For this one, too, a SVG version has been created but the file has also been remixed in another way: User:Was a bee noticed that the depicted processing chain includes neither a sound source nor a mental representation of the perceived sound, and created a new version that does, which is used on both the Japanese and Italian Wikipedias.

Redistribute

Distribution of the published literature traditionally takes place on the level of individual articles, journals or publishers but open licenses allow it to be aggregated at a cross-publisher level. For instance, the Open Access Subset at PubMed Central is now being automatically spidered for articles that (1) are licensed compatibly with reuse on Wikimedia platforms and (2) contain audio or video files. If such files have been detected, they will be downloaded from PubMed Central, converted to the open format OGG and uploaded to Wikimedia Commons, along with the accompanying metadata and suggested categories based on the article's XML and the corresponding MeSH terms. Of course, the naming of these article-derived categories does not map one to one to categories used at Wikimedia Commons, but for known correspondences, there is another bot to fix that in a way that makes it easy for writers of Wikipedia articles to find relevant materials for illustration. This way, supplementary files — that otherwise are often neglected and rarely accessed — can live a second life in a new context. One of them, for instance, is featured on the Main Page of Wikimedia Commons today. The most recently uploaded media files from Open Access supplements can be viewed in a dedicated gallery.

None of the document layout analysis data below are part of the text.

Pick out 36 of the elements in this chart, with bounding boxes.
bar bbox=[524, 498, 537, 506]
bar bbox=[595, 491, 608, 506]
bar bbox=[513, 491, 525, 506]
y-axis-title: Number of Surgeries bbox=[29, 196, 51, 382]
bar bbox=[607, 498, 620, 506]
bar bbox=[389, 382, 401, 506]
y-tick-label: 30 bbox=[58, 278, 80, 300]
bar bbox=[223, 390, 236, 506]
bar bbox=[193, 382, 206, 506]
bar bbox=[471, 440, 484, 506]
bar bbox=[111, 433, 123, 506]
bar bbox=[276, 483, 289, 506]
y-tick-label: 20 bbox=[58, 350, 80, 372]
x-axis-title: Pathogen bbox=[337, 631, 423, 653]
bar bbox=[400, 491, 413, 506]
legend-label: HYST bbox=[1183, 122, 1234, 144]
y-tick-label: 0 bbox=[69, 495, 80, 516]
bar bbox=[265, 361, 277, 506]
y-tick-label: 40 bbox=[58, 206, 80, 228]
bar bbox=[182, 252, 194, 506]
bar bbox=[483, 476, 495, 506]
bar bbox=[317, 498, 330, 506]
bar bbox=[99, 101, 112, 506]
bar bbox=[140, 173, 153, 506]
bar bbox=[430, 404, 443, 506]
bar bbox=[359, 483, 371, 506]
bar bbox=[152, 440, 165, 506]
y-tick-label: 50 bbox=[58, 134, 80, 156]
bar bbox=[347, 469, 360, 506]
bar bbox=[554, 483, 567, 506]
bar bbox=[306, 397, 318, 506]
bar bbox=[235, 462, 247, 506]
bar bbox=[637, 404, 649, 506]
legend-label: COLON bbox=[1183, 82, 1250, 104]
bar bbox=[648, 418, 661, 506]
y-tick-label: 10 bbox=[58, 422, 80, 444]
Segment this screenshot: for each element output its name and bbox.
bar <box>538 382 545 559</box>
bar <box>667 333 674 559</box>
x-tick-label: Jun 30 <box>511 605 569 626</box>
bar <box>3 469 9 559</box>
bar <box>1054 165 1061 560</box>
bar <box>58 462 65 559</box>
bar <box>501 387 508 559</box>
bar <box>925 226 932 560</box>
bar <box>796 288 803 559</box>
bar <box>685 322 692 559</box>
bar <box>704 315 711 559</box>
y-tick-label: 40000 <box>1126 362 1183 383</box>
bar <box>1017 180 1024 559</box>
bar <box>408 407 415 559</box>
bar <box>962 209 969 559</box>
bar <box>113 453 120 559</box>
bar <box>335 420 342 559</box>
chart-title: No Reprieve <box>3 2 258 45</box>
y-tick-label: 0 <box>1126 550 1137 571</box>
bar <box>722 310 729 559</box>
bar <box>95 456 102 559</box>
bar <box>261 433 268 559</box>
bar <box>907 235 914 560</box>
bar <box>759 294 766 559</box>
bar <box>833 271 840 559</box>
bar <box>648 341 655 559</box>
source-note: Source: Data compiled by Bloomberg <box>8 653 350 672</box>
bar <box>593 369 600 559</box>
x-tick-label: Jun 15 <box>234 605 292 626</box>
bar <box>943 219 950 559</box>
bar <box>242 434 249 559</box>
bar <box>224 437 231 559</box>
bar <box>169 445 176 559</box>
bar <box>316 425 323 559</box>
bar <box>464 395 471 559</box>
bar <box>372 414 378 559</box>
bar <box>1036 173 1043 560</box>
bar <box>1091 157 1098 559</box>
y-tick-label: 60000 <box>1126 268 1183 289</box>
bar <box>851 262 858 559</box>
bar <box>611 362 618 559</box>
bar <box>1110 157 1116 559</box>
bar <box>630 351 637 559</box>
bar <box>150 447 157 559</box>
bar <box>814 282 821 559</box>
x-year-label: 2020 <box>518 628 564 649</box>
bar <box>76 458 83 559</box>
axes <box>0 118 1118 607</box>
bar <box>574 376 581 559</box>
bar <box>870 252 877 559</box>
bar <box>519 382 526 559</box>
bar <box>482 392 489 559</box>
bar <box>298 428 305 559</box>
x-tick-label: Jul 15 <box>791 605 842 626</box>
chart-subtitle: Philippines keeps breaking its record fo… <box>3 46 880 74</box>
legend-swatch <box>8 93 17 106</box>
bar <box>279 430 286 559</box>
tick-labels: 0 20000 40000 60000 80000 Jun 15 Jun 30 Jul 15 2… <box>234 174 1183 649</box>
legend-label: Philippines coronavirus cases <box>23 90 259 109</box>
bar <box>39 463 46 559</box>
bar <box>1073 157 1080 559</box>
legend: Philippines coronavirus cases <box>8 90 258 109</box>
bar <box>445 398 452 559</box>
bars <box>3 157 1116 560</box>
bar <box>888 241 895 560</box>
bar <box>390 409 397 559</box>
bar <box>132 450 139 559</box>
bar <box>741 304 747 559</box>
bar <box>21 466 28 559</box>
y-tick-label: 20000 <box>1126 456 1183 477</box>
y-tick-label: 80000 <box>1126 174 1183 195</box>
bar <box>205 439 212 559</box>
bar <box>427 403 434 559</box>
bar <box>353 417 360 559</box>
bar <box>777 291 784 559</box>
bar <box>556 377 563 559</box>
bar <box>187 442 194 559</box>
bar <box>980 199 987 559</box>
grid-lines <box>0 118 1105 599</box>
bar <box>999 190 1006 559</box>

In the process of setting up the bot, it became very clear that the XML supplied to PubMed Central varies widely in terms of compliance with PubMed Central guidelines and general machine readability. For instance, the XML indicates the MIME type of the supplementary files, but for about ten percent of the files, this type is indicated wrongly (e.g. for all videos in this paper), and even the licensing and copyright statements of the articles themselves are sometimes contradictory in themselves, so work remains to be done to address these issues and to further standardize the exchange of metadata.

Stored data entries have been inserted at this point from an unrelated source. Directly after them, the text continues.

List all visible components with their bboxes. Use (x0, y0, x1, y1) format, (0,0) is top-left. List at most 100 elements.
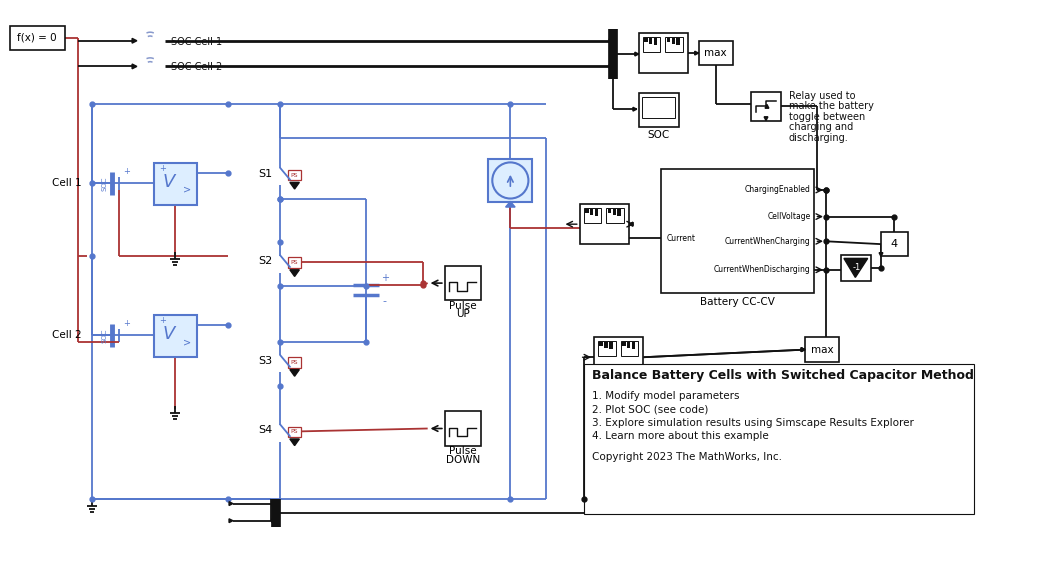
Polygon shape (290, 182, 300, 189)
Polygon shape (765, 104, 769, 108)
Bar (672, 38, 675, 43)
Polygon shape (609, 64, 613, 68)
Bar (627, 342, 631, 348)
Text: Cell 1: Cell 1 (52, 178, 82, 188)
Bar (613, 209, 616, 214)
Bar (676, 38, 680, 46)
Bar (288, 357, 301, 368)
Bar (642, 37, 660, 52)
Text: Balance Battery Cells with Switched Capacitor Method: Balance Battery Cells with Switched Capa… (592, 369, 974, 382)
Bar (623, 342, 626, 346)
Bar (599, 342, 603, 346)
Polygon shape (132, 38, 137, 43)
Bar (881, 232, 908, 256)
Text: UP: UP (456, 310, 470, 319)
Polygon shape (764, 117, 768, 121)
Text: charging and: charging and (789, 122, 853, 132)
Bar (604, 342, 608, 348)
Bar (638, 33, 689, 73)
Polygon shape (290, 369, 300, 376)
Text: SOC Cell 1: SOC Cell 1 (171, 36, 222, 47)
Text: +: + (380, 274, 389, 283)
Text: SOC: SOC (648, 130, 670, 140)
Text: PS: PS (291, 429, 299, 434)
Text: 4: 4 (891, 239, 898, 249)
Text: CellVoltage: CellVoltage (767, 212, 811, 221)
Text: V: V (163, 325, 175, 343)
Bar (842, 255, 872, 281)
Bar (9, 26, 65, 50)
Bar (488, 158, 532, 202)
Polygon shape (801, 348, 805, 352)
Bar (585, 364, 975, 514)
Polygon shape (633, 107, 637, 111)
Polygon shape (271, 519, 276, 523)
Bar (288, 426, 301, 437)
Polygon shape (290, 439, 300, 446)
Bar (594, 337, 643, 377)
Text: f(x) = 0: f(x) = 0 (17, 33, 57, 43)
Text: max: max (811, 345, 833, 355)
Text: >: > (183, 185, 192, 195)
Bar (585, 209, 589, 213)
Text: PS: PS (291, 360, 299, 365)
Text: max: max (704, 48, 727, 58)
Text: Relay used to: Relay used to (789, 91, 855, 101)
Bar (750, 92, 781, 121)
Bar (699, 40, 733, 66)
Polygon shape (844, 258, 868, 278)
Text: Copyright 2023 The MathWorks, Inc.: Copyright 2023 The MathWorks, Inc. (592, 452, 782, 462)
Bar (667, 38, 671, 42)
Text: Battery CC-CV: Battery CC-CV (700, 297, 774, 307)
Bar (665, 37, 683, 52)
Text: ChargingEnabled: ChargingEnabled (745, 185, 811, 194)
Bar (609, 342, 612, 349)
Bar (805, 337, 839, 362)
Text: 1. Modify model parameters: 1. Modify model parameters (592, 391, 740, 401)
Text: SOC: SOC (102, 176, 108, 190)
Bar (638, 93, 678, 127)
Bar (444, 412, 481, 446)
Text: Pulse: Pulse (449, 446, 477, 457)
Text: Current: Current (667, 234, 695, 243)
Bar (444, 266, 481, 300)
Text: DOWN: DOWN (445, 455, 480, 465)
Bar (288, 170, 301, 181)
Text: S3: S3 (259, 356, 272, 366)
Bar (288, 258, 301, 268)
Text: 3. Explore simulation results using Simscape Results Explorer: 3. Explore simulation results using Sims… (592, 418, 914, 428)
Bar (632, 342, 635, 349)
Text: PS: PS (291, 173, 299, 178)
Text: discharging.: discharging. (789, 133, 849, 142)
Bar (154, 315, 197, 357)
Polygon shape (629, 222, 633, 226)
Polygon shape (609, 39, 613, 43)
Text: toggle between: toggle between (789, 112, 865, 122)
Bar (617, 209, 621, 217)
Polygon shape (230, 502, 233, 506)
Polygon shape (132, 64, 137, 69)
Polygon shape (695, 51, 699, 55)
Bar (645, 38, 648, 42)
Bar (154, 164, 197, 205)
Bar (590, 209, 593, 214)
Polygon shape (230, 519, 233, 523)
Text: S2: S2 (259, 256, 272, 266)
Bar (584, 208, 602, 223)
Bar (598, 341, 616, 356)
Bar (660, 169, 814, 292)
Polygon shape (801, 348, 805, 352)
Text: S4: S4 (259, 425, 272, 435)
Bar (642, 97, 675, 118)
Text: +: + (123, 319, 130, 328)
Text: make the battery: make the battery (789, 101, 874, 111)
Bar (607, 208, 625, 223)
Polygon shape (879, 253, 882, 256)
Text: +: + (159, 164, 166, 173)
Text: CurrentWhenCharging: CurrentWhenCharging (725, 237, 811, 246)
Text: >: > (183, 337, 192, 347)
Text: -1: -1 (852, 263, 860, 272)
Text: CurrentWhenDischarging: CurrentWhenDischarging (714, 265, 811, 274)
Text: 2. Plot SOC (see code): 2. Plot SOC (see code) (592, 405, 708, 414)
Polygon shape (801, 348, 805, 352)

It is interesting to note that the only permission that had to be sought in order to run the import from PubMed Central into Wikimedia Commons was actually on the Commons end, since running a bot there requires approval, which is normally granted after the bot has demonstrated compliance with relevant policies and standards. There is a caveat to such large-scale import, however: it relies on proper assertion of copyright and correct indication of licensing back at the journals and, ultimately, by the authors of the corresponding articles. This is not a given, since many scholarly authors are still far from being familiar with these legal aspects of publishing. Raising awareness of such issues amongst the scholarly, librarian and publishing communities is one of the purposes of Open Access Week, and trying to get Open Access materials used on Wikipedia (or simply checking the provenance of an image or media file used there) is a good start to familiarize oneself with the subject.

Wikifying publications

Reusing, revising, remixing and redistributing openly licensed content is easier if the materials are created in an editable fashion right from the start. The journal RNA Biology has for several years required that authors of manuscripts describing new families of RNA submit a draft for a Wikipedia entry along with their manuscript, which will go through the same peer-review process. Earlier this year, PLOS Computational Biology has taken this approach a step further by introducing Topic Pages — review articles drafted according to the guidelines of the journal and of the English Wikipedia — that are published as traditional non-editable documents in the journal and additionally also posted to the English Wikipedia, where they can be expanded and updated as the need arises. It would be nice to see further experimentation in this area, so as to increasingly integrate scholarly workflows with the Web, for which Open Access provides the first step.